Now, obviously, if your childhood WAS overtly, obviously abusive, then you probably have struggled with feelings like this. But even with what “seems like” mild neglect, these internalized feelings of “not being okay as you are”, creep in, and can easily, subtly, invisibly become the organizing nucleus around which your self-concept grows.  

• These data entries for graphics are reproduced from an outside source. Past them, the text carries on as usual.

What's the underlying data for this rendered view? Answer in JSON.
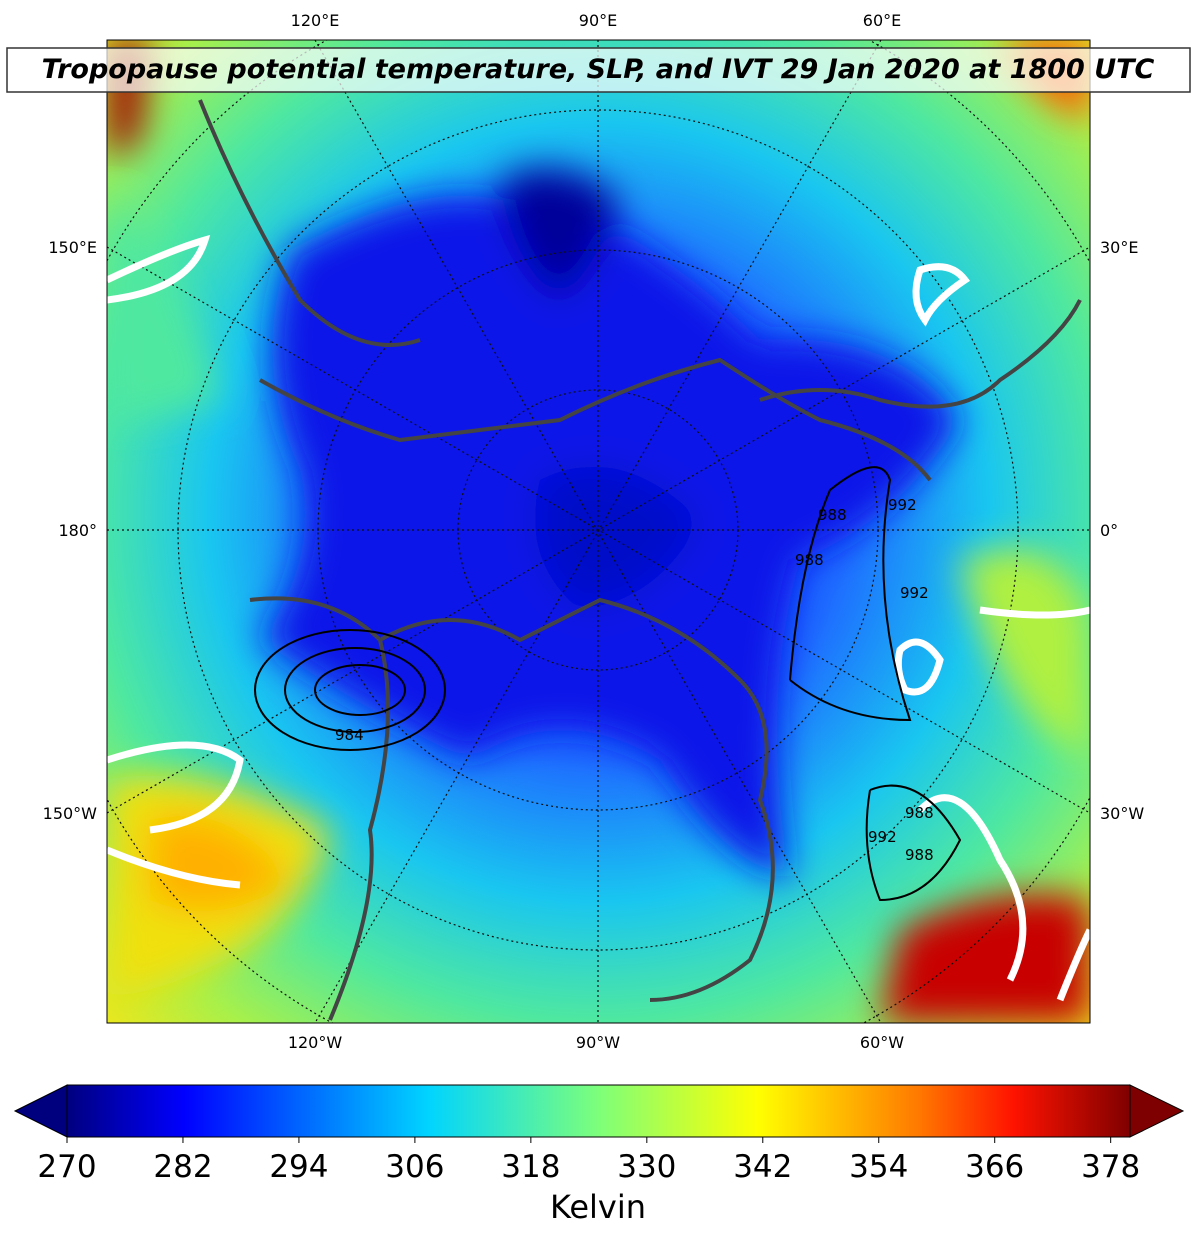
{
  "title": "Tropopause potential temperature, SLP, and IVT 29 Jan 2020 at 1800 UTC",
  "map": {
    "top_labels": [
      "120°E",
      "90°E",
      "60°E"
    ],
    "bottom_labels": [
      "120°W",
      "90°W",
      "60°W"
    ],
    "left_labels": [
      "150°E",
      "180°",
      "150°W"
    ],
    "right_labels": [
      "30°E",
      "0°",
      "30°W"
    ],
    "contour_labels": [
      "988",
      "988",
      "992",
      "992",
      "984",
      "992",
      "988",
      "988"
    ]
  },
  "colorbar": {
    "label": "Kelvin",
    "range": [
      270,
      380
    ],
    "ticks": [
      270,
      282,
      294,
      306,
      318,
      330,
      342,
      354,
      366,
      378
    ]
  }
}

So, what are the consequences of a not-overly-secure sense of self?  Well….everything bad.  Seriously.  Everything.  

  • Substance abuse  
  • Imposter syndrome
  • Lying
  • Being pressured into sex you don’t want or aren’t ready for
  • Having “poor boundaries”
  • Procrastination
  • Closedmindedness
  • Religious/ideological extremism
  • Anger
  • Hyper-competitiveness
  • Giving up when things get hard
  • Low motivation and being a slacker  
  • Obsessive need to achieve
  • Perfectionism
  • Narcissism
  • Shame
  • Prejudice
  • Authoritarianism
  • Bullying
  • Being targeted by bullies, recruited by cults, or sucked into shitty relationships
  • Co-dependency
  • Unstable relationship patterns
  • Being a “people pleaser”
  • Coasting through life because you don’t know what you “really want to do”  
  • Feeling empty
  • Feeling that life is meaningless
  • Anxiety
  • Depression
  • Addictions (e.g., drugs, exercise, sex, social media, work, video games, food, gambling, etc.)
  • And yes, even suicide

ALL of these things stem from an insecure sense of self and a deeply internalized feeling of unworthiness.  And in general, THAT comes from having your emotional needs neglected or interfered with as a child.  

Full stop.

Go read that list again, please.  These are the things we struggle with and suffer from, for years, decades, even our entire lives.  These are the things that re-traumatize us as adults who repeatedly get into shitty circumstances and make bad decisions for ourselves.  These are the things that undermine our success, get us in all sorts of trouble, suck away our joy, limit our opportunities, and basically, turn us into people who never end up fulfilling our potential and living the great, awesome lives we once dreamed we would.


Now, after people have wasted a good chunk of their lives living sub-optimally, struggling, harming themselves, limiting their success and growth, and potentially causing harm to other people, they find themselves in a mental health crisis, in a therapist’s office, with health problems, maybe even in jail.  And it’s a loooooooooong road, usually, to healing.  One of the first things people REALLY learn on this road to healing is that their “not so bad” childhood was, in fact, “not so good” either.  It’s just that when they compare it to their mental image of “abuse”, it doesn’t “seem like abuse”. 

Obviously, this plays a huge role in preventing people from truly healing, and instead, perpetuating their dysfunctional coping strategies and ways of being (i.e., the list above).  Because until you SEE that your problems are, in fact, due to your emotional needs being neglected when you were a wee little vulnerable still-forming being, it is virtually impossible to heal.  You can’t fix what you don’t even know is broken. 

This is the Representativeness Heuristic at work.  This cognitive bias, this mental rule of thumb, controls so much of our lives, perpetuates so many of our problems, and leads to so many of the poor decisions we make, that it’s really bloody important to take it seriously, understand it, and then learn to be better reasoners.  

Because we CAN BE much, much better reasoners, if we understand some basic Psychology, like the Representativeness Heuristic.  Boring-sounding, complicated-seeming stuff CAN BE really important.  Common sense CAN BE really dumb sometimes.  But learning how to use better reasoning can actually save someone’s life and will almost certainly improve your own.